Irish heraldry is the forms of heraldry, such as coats of arms, in Ireland. Since 1 April 1943 it is regulated in the Republic of Ireland by the Office of the Chief Herald of Ireland and in Northern Ireland by Norroy and Ulster King of Arms. Prior to that heraldry on the whole island of Ireland was a function of the Ulster King of Arms, a crown office dating from 1552. Despite its name the Ulster King of Arms was based in Dublin.

Office of the Chief Herald of Ireland

The Office of the Chief Herald of Ireland, sometimes incorrectly called the Office of Arms, is the Republic of Ireland's authority on all heraldic matters relating to Ireland and is located at the National Library of Ireland.

It has jurisdiction over:
All Irish citizens, male or female
Persons normally resident in Ireland
Persons living abroad who are of provable Irish descent in either the paternal or maternal line
Persons with significant links to Ireland
Corporate bodies within Ireland and corporate bodies with significant links to Ireland but based in countries with no heraldic authority.

Clan arms

A distinctive feature of Irish heraldry is acceptance of the idea of sept arms, which belong to descendants, not necessarily of a determinate individual, but of an Irish sept, the chieftain of which, under Irish law, was not necessarily a son of the previous chieftain but could be any member of the sept whose grandfather had held the position of chieftain (tanistry). A member of the particular sept has the right to display the arms of that sept, a right that on the contrary does not belong to people of the same surname who belong to a different sept. For example, a person from the O'Kelly sept of Ui Máine may display the arms of that sept, but a Kelly of the Meath or Kilkenny septs cannot.

Proponents of English heraldry and those who hold a documented right to arms see sept arms as controversial, but the Irish Genealogical Office (previously known as the Office of Arms) "holds that any member of a sept may display the arms of that sept (as distinct from personally 'bearing' the arms, as on stationery, silver, or other such use, [for] only the grantee and his descendants may 'bear' the arms)". Edward McLysaght, the first Chief Herald of Ireland after independence and the author of several works on Irish families, introduced this distinction.

Pat Brennan writes that we simply do not have enough evidence to be doctrinaire about clan or sept arms. He adds: "Naturally the idea of clan or sept arms is anathema to English heraldic practice (like a lot of other Gaelic Irish customs)." However, to show that it is not totally unique, he cites H. Bedington & P. Gwynn-Jones, Heraldry (Greenwich, CT 1993): "In eastern Europe whole groups of families or territorial areas adopted the same armorial bearings (in) a form of clan affiliation." Brennan particularly points to heraldry in Poland, where arms may pertain to a whole group of families. In one extreme Polish case almost 600 families bear the same symbol - a horse-shoe enclosing a cross.

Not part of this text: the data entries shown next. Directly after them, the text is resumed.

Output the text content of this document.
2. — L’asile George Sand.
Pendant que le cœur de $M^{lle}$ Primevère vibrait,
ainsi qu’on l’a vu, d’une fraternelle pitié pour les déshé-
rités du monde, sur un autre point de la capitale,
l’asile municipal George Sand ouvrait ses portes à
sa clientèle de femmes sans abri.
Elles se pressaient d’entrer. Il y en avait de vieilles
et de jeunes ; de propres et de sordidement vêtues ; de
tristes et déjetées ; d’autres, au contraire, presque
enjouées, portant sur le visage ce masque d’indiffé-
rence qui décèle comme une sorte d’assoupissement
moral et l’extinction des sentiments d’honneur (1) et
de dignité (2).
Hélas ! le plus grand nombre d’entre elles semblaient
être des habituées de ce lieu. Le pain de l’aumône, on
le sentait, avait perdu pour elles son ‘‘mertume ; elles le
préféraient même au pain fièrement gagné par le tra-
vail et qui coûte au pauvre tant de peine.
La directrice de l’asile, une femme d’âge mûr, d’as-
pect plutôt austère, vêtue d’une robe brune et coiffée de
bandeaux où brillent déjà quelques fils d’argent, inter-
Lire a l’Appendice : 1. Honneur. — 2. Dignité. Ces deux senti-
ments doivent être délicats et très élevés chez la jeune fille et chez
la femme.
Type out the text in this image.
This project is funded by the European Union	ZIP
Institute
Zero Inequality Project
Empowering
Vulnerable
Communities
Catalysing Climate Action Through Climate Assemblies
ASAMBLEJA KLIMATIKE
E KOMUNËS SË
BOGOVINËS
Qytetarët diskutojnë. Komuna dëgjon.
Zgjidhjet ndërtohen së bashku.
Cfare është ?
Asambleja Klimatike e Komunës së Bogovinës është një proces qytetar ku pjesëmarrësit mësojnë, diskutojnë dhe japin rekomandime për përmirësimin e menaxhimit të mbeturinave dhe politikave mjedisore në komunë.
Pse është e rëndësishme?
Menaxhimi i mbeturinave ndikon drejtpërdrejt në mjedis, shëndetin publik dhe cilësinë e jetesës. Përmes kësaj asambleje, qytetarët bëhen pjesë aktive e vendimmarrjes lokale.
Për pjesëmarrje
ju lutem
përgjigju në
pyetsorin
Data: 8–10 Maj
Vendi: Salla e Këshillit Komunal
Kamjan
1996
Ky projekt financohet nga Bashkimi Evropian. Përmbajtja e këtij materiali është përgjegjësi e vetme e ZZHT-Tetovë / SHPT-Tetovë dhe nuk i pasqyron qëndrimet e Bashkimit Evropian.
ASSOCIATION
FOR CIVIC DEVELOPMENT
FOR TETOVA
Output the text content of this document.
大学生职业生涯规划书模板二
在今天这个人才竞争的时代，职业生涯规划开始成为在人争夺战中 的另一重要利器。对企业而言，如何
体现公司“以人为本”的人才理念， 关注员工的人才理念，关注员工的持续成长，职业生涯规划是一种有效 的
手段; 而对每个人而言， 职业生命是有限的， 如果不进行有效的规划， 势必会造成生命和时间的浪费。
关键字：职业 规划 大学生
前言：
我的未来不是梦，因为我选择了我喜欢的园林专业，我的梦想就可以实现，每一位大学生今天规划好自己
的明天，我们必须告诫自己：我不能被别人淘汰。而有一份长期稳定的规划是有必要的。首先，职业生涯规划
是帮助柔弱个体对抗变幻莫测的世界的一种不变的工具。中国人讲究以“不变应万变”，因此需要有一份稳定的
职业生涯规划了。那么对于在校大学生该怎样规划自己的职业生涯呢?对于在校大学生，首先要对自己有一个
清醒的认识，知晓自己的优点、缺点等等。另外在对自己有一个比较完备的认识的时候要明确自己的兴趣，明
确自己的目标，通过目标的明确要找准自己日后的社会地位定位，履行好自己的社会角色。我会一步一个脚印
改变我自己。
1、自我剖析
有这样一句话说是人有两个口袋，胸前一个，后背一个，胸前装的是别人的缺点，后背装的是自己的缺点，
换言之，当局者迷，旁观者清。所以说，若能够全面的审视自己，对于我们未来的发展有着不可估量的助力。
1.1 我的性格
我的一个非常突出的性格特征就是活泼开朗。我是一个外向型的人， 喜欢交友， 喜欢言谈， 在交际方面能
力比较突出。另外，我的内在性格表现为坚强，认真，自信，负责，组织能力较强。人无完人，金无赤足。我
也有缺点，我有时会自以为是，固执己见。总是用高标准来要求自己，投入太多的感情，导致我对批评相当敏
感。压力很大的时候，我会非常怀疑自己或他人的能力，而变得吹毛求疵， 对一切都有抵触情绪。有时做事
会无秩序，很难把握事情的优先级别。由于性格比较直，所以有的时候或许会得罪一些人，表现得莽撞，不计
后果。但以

Even after the introduction of English heraldry into Ireland and the setting up of arrangements for regulating it, the arms registered were undifferentiated, that is, they show no signs of the practice of changing a tincture or adding some symbol to personalize those of a particular individual. Brennan concludes that, rather than being the property of an individual, the arms belonged either to the sept as a whole or to the chief or to all members of the ruling élite in the sept. The hundreds of people claiming the right to arms indicate, Brennan says, either that they had used those arms for some time, or that the arms did not belong personally to the chief or that they were obviously based on the ancient clan system, so that the chief could not complain of their use by others.

Terminology
In English, achievements of arms are usually described (blazoned) in a specialized jargon that uses derivatives of French terms. In Irish, however, achievements of arms are described in language which, while formal and different from plain language, is not quite so opaque as Anglo-Norman terminology is in English. Nevertheless, Irish heraldic terminology is a kind of specialized jargon. Examples used since 1943 include the use of Irish gorm and uaine for blue and green, as compared to the French-derived azure and vert used in English blazon.

Coat of arms of Ireland

The Coat of arms of Ireland is blazoned as Azure a harp Or, stringed argent – a gold harp with silver strings on a blue background. The harp, and specifically the cláirseach (or Gaelic harp), has long been Ireland's heraldic emblem. It appears on the coat of arms which were officially registered as the arms of the state of Ireland on 9 November 1945. The harp has been recognised as a symbol of Ireland since the 13th century.